Conscience est devenue mon mot préféré, percer le voile des illusions une croisade. Le diagnostique de SEP, cette épée de Damoclès, je ne le fuyais plus j’essayais de le maintenir à distance, de le réduire au silence à force de démarches spirituelles, j’ai étudié les chakras, la psycho généalogie, la philosophie des femmes qui courent avec les loups, le magnétisme. Et la guérisseuse de France a transmis ces techniques à un groupe dont je faisais partie. Quel immense honneur c’était pour moi le partage de cette magie.
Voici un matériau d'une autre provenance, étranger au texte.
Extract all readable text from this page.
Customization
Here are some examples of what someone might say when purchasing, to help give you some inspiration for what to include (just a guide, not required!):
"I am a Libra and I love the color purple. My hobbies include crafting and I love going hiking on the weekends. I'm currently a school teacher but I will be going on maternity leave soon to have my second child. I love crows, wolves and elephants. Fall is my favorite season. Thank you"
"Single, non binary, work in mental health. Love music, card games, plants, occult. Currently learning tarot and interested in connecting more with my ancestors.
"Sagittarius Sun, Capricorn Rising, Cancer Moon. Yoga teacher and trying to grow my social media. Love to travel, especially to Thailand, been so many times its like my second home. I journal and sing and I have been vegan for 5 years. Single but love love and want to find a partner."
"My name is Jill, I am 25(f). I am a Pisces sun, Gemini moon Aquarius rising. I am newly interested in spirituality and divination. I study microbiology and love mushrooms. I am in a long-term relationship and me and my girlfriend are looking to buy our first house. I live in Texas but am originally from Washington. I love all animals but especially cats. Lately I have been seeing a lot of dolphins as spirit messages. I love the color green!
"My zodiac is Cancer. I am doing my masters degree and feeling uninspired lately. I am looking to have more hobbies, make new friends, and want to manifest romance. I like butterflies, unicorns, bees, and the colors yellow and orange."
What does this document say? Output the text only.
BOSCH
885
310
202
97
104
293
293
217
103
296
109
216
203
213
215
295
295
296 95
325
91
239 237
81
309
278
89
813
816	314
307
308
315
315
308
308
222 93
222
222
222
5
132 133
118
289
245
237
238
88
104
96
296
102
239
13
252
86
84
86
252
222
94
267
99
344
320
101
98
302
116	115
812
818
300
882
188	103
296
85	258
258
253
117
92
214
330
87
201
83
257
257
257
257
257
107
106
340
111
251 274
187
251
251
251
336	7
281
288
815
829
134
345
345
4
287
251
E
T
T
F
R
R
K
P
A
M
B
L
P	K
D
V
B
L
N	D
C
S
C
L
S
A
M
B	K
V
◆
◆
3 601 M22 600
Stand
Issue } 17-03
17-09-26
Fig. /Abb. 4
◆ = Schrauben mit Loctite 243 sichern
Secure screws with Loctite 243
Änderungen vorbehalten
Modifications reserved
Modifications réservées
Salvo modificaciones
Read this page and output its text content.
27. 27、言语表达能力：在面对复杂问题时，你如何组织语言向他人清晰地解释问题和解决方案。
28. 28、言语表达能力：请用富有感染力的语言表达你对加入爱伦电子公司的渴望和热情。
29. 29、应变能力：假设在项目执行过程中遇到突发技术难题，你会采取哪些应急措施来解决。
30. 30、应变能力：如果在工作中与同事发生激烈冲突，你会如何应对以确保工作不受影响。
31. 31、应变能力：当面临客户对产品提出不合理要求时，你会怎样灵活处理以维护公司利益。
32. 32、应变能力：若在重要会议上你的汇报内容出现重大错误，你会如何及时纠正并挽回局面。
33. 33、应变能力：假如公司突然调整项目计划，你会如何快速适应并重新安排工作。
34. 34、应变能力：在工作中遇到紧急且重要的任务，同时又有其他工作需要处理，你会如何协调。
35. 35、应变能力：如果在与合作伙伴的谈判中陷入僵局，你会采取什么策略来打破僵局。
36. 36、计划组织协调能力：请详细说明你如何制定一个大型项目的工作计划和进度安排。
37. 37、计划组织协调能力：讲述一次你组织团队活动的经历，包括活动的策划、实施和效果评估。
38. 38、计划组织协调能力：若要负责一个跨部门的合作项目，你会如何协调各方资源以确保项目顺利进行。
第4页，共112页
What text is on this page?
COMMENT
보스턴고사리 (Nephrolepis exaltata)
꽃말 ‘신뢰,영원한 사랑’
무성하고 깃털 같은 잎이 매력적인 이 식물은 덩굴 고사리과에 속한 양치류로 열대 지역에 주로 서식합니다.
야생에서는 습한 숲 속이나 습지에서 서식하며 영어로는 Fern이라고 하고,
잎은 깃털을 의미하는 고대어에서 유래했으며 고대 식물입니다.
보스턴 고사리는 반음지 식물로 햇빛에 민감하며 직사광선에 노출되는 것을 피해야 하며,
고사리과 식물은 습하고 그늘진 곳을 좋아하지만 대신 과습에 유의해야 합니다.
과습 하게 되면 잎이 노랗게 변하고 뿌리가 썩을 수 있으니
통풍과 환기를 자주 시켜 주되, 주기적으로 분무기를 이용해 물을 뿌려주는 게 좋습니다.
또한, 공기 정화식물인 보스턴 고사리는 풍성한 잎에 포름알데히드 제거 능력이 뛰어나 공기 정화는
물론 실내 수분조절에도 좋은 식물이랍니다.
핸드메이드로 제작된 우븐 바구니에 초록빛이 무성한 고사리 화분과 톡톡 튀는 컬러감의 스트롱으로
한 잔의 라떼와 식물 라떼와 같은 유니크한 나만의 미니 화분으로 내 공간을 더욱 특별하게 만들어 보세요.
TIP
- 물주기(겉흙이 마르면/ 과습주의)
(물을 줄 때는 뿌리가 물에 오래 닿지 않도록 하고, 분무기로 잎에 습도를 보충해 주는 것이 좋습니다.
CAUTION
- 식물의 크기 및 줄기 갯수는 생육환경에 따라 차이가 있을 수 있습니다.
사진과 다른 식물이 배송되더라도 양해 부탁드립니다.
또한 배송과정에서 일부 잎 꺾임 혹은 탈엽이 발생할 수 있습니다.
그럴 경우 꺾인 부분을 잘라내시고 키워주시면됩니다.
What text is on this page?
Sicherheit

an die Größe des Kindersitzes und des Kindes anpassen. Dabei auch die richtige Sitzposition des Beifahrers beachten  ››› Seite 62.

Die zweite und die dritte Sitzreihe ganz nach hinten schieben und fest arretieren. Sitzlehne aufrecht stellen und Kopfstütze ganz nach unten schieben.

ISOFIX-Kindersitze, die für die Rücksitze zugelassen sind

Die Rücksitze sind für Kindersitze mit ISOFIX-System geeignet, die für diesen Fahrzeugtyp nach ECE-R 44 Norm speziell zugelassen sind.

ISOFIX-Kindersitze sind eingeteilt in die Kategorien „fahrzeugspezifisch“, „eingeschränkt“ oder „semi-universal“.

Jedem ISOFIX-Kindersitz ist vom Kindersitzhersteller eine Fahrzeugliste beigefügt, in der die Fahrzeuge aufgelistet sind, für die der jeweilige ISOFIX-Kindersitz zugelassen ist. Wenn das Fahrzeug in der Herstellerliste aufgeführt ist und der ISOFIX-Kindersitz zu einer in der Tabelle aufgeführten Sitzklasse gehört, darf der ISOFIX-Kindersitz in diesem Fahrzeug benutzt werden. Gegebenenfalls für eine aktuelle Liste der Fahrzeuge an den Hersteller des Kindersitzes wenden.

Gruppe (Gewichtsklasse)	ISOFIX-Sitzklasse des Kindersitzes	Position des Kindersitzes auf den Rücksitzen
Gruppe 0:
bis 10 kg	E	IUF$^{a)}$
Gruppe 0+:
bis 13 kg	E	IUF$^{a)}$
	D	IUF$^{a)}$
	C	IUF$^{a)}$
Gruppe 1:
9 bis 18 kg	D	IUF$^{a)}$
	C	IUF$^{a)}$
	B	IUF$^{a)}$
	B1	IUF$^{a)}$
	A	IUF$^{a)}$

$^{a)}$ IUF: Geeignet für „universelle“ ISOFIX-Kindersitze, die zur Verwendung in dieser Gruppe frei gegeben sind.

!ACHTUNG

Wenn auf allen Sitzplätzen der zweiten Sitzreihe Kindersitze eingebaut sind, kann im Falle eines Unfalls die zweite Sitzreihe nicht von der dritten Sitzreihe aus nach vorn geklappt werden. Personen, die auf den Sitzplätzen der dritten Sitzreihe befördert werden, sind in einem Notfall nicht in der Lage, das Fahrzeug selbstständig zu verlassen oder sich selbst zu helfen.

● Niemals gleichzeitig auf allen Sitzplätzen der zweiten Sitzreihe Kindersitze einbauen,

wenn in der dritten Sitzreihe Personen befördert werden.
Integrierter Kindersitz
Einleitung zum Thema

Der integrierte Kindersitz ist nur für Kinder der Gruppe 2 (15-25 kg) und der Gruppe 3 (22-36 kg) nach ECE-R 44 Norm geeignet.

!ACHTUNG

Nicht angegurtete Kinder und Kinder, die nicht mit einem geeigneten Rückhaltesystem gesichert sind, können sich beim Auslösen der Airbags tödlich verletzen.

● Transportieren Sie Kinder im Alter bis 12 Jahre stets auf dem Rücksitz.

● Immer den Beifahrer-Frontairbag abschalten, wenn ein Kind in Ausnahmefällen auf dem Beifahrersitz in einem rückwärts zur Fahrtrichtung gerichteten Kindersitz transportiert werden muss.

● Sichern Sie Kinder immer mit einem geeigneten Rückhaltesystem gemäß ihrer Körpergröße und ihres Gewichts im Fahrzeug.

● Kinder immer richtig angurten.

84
Tout ce chemin parcouru m’a construite, m’a entrainée, m’a façonnée, m’a conduite.

Au fil des années je me suis employée à guérir mon rapport à l’homme et à la femme que je n’osais pas être. Les poussées étant directement liées à un mauvais scénario dont j’étais la seule à suivre le script, la vie se chargeant de m’envoyer les personnes adéquates pour jouer les autres protagonistes.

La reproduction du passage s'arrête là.